Meet the Modern Farmer: Katie Kohlstedt and Francisco Portillo of Spirulina Viva
It’s been a cold and rainy fall in San Miguel de Allende in central Mexico. Ten miles out of town, in the mesquite-covered campo next to the Rio Laja, Francisco Portillo and Katie Kohlstedt, the owners of Spirulina Viva, are keeping a close eye on their crop. Spirulina doesn’t like the cold, says Portillo, or excessive heat, too much sunlight or if the pH is too high or too low. It’s a wild algae that has been around for more than 3.5 billion years and learned what it likes.
If the power goes out on the agitating paddle wheels, they have to grab some brooms to keep the flow moving, oxygenating with each stroke. They collect two kilos from each tank in the fall, and double that in the summer. They harvest in the morning, which is when the phytonutrient C-phycocyanin — which gives spirulina its superfood reputation — is most concentrated.
The pair met in Baja California Sur more than a decade ago and had planned to volunteer through World Wide Opportunities on Organic Farms (WWOOF) on their way south to Patagonia. They worked on 13 different farms, from cacao to shiitake, eating spirulina the entire way. “We never got sick and never felt weak,” remembers Kohlstedt, “and we were eating crappy because it’s hard to feed yourself well when you travel.”
In Brazil, they shared a cab with an “algaepreneur” from France, where artisanal spirulina is particularly popular. He invited them to pitch their tent on his farm and check out his single pond operation. They jumped at the chance (“I will be your slave!” enthused Kohlstedt). Inspired by what they saw and with Kohlstedt pregnant with their first son, Kai, the couple returned to Portillo’s home in San Luis Potosí, Mexico. In 2010, they set up Spirulina Viva in the countryside outside the resort town of San Miguel de Allende, taking out loans, building a home, sinking a well and constructing two greenhouses to house four 42-meter-long “raceway” tanks.
They started with half a liter of blue-green Arthrospira maxima, the same variety that the Aztecs harvested from Lake Texcoco. A year later, it was producing 1,000 liters a month. After they skim it off the surface, the living algae gets strained and goes directly into the freezer, where it remains dormant but doesn’t die. “It’s actually still living,” says Portillo. “You can unfreeze it and put it in a culture medium and it will grow again.”

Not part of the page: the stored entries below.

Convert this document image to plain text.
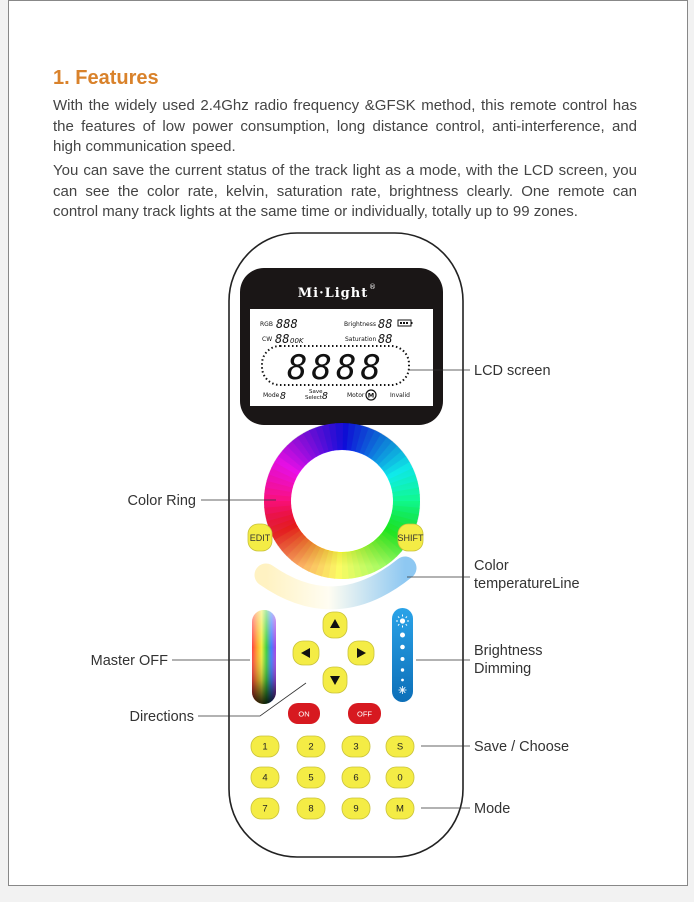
1. Features

With the widely used 2.4Ghz radio frequency &GFSK method, this remote control has the features of low power consumption, long distance control, anti-interference, and high communication speed.

You can save the current status of the track light as a mode, with the LCD screen, you can see the color rate, kelvin, saturation rate, brightness clearly. One remote can control many track lights at the same time or individually, totally up to 99 zones.

Mi·Light ®
RGB 888	Brightness 88
CW 88 00K	Saturation 88
8888
Mode 8	Save
Select 8	Motor M	Invalid
EDIT	SHIFT
ON	OFF
1	2	3	S
4	5	6	0
7	8	9	M
LCD screen
Color Ring
Color
temperatureLine
Master OFF
Brightness
Dimming
Directions
Save / Choose
Mode
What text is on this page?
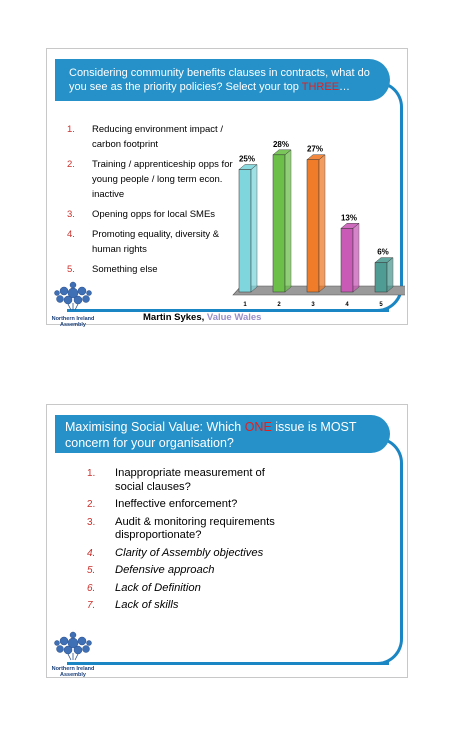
Considering community benefits clauses in contracts, what do you see as the priority policies? Select your top THREE…
1.	Reducing environment impact / carbon footprint
2.	Training / apprenticeship opps for young people / long term econ. inactive
3.	Opening opps for local SMEs
4.	Promoting equality, diversity & human rights
5.	Something else
25%
1
28%
2
27%
3
13%
4
6%
5
Northern Ireland
Assembly
Martin Sykes, Value Wales
Maximising Social Value: Which ONE issue is MOST concern for your organisation?
1.	Inappropriate measurement of social clauses?
2.	Ineffective enforcement?
3.	Audit & monitoring requirements disproportionate?
4.	Clarity of Assembly objectives
5.	Defensive approach
6.	Lack of Definition
7.	Lack of skills
Northern Ireland
Assembly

They sell their product locally, to trendy restaurants and juice bars in San Miguel de Allende, and across the country. For a while, they conducted workshops to teach people how to grow spirulina at home, but that proved to be more trouble than it was worth. Nobody could keep their home algae alive, and they called day and night for advice.
“This is enough work,” says Kohlstedt. “Many people want to live in the countryside, grow stuff and live the dream, but then growing tomatoes is hard and they are cheap. We thought this would be easier.”

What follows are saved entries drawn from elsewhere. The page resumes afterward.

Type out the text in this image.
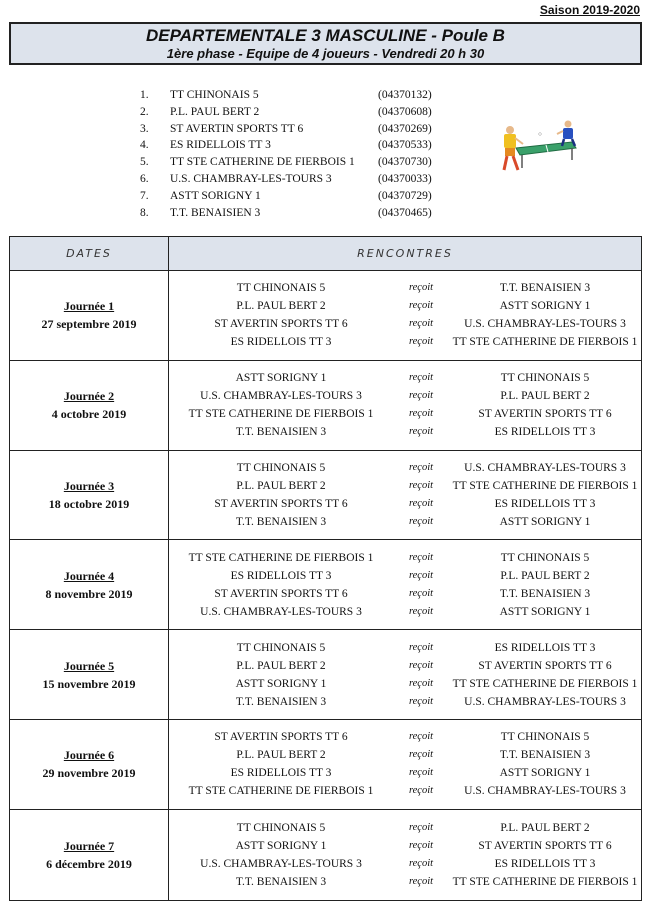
Saison 2019-2020
DEPARTEMENTALE 3 MASCULINE - Poule B
1ère phase - Equipe de 4 joueurs - Vendredi 20 h 30
1.	TT CHINONAIS 5	(04370132)
2.	P.L. PAUL BERT 2	(04370608)
3.	ST AVERTIN SPORTS TT 6	(04370269)
4.	ES RIDELLOIS TT 3	(04370533)
5.	TT STE CATHERINE DE FIERBOIS 1	(04370730)
6.	U.S. CHAMBRAY-LES-TOURS 3	(04370033)
7.	ASTT SORIGNY 1	(04370729)
8.	T.T. BENAISIEN 3	(04370465)
DATES	RENCONTRES
Journée 1
27 septembre 2019
TT CHINONAIS 5	reçoit	T.T. BENAISIEN 3
P.L. PAUL BERT 2	reçoit	ASTT SORIGNY 1
ST AVERTIN SPORTS TT 6	reçoit	U.S. CHAMBRAY-LES-TOURS 3
ES RIDELLOIS TT 3	reçoit	TT STE CATHERINE DE FIERBOIS 1
Journée 2
4 octobre 2019
ASTT SORIGNY 1	reçoit	TT CHINONAIS 5
U.S. CHAMBRAY-LES-TOURS 3	reçoit	P.L. PAUL BERT 2
TT STE CATHERINE DE FIERBOIS 1	reçoit	ST AVERTIN SPORTS TT 6
T.T. BENAISIEN 3	reçoit	ES RIDELLOIS TT 3
Journée 3
18 octobre 2019
TT CHINONAIS 5	reçoit	U.S. CHAMBRAY-LES-TOURS 3
P.L. PAUL BERT 2	reçoit	TT STE CATHERINE DE FIERBOIS 1
ST AVERTIN SPORTS TT 6	reçoit	ES RIDELLOIS TT 3
T.T. BENAISIEN 3	reçoit	ASTT SORIGNY 1
Journée 4
8 novembre 2019
TT STE CATHERINE DE FIERBOIS 1	reçoit	TT CHINONAIS 5
ES RIDELLOIS TT 3	reçoit	P.L. PAUL BERT 2
ST AVERTIN SPORTS TT 6	reçoit	T.T. BENAISIEN 3
U.S. CHAMBRAY-LES-TOURS 3	reçoit	ASTT SORIGNY 1
Journée 5
15 novembre 2019
TT CHINONAIS 5	reçoit	ES RIDELLOIS TT 3
P.L. PAUL BERT 2	reçoit	ST AVERTIN SPORTS TT 6
ASTT SORIGNY 1	reçoit	TT STE CATHERINE DE FIERBOIS 1
T.T. BENAISIEN 3	reçoit	U.S. CHAMBRAY-LES-TOURS 3
Journée 6
29 novembre 2019
ST AVERTIN SPORTS TT 6	reçoit	TT CHINONAIS 5
P.L. PAUL BERT 2	reçoit	T.T. BENAISIEN 3
ES RIDELLOIS TT 3	reçoit	ASTT SORIGNY 1
TT STE CATHERINE DE FIERBOIS 1	reçoit	U.S. CHAMBRAY-LES-TOURS 3
Journée 7
6 décembre 2019
TT CHINONAIS 5	reçoit	P.L. PAUL BERT 2
ASTT SORIGNY 1	reçoit	ST AVERTIN SPORTS TT 6
U.S. CHAMBRAY-LES-TOURS 3	reçoit	ES RIDELLOIS TT 3
T.T. BENAISIEN 3	reçoit	TT STE CATHERINE DE FIERBOIS 1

Under the microscope in the farm’s office, their crop becomes clearly visible: left-branching filaments, shaped like coiled springs, and none larger than five centimeters. They sell mostly fresh-frozen squares, not dried — even though the shelf life is much longer. A friend in Oaxaca makes pasta from it, but Kohlstedt thinks that’s a distraction from eating fresh, which is how you reap most of the benefits.
People may buy spirulina with good intentions, but they often don’t use it because it tastes bad and has an intense and noticeable taste. “It sits in the pantry unused because it ruins smoothies,” she says. “With fresh spirulina, smoothies are creamier.” Fresh spirulina is also almost flavorless. It blends seamlessly into sauces, guacamole, stews and baked goods, but its deep green color is impossible to hide. “People get hung up on the color,” says Kohlstedt with an exasperated grin. “What color do you want your food to be?”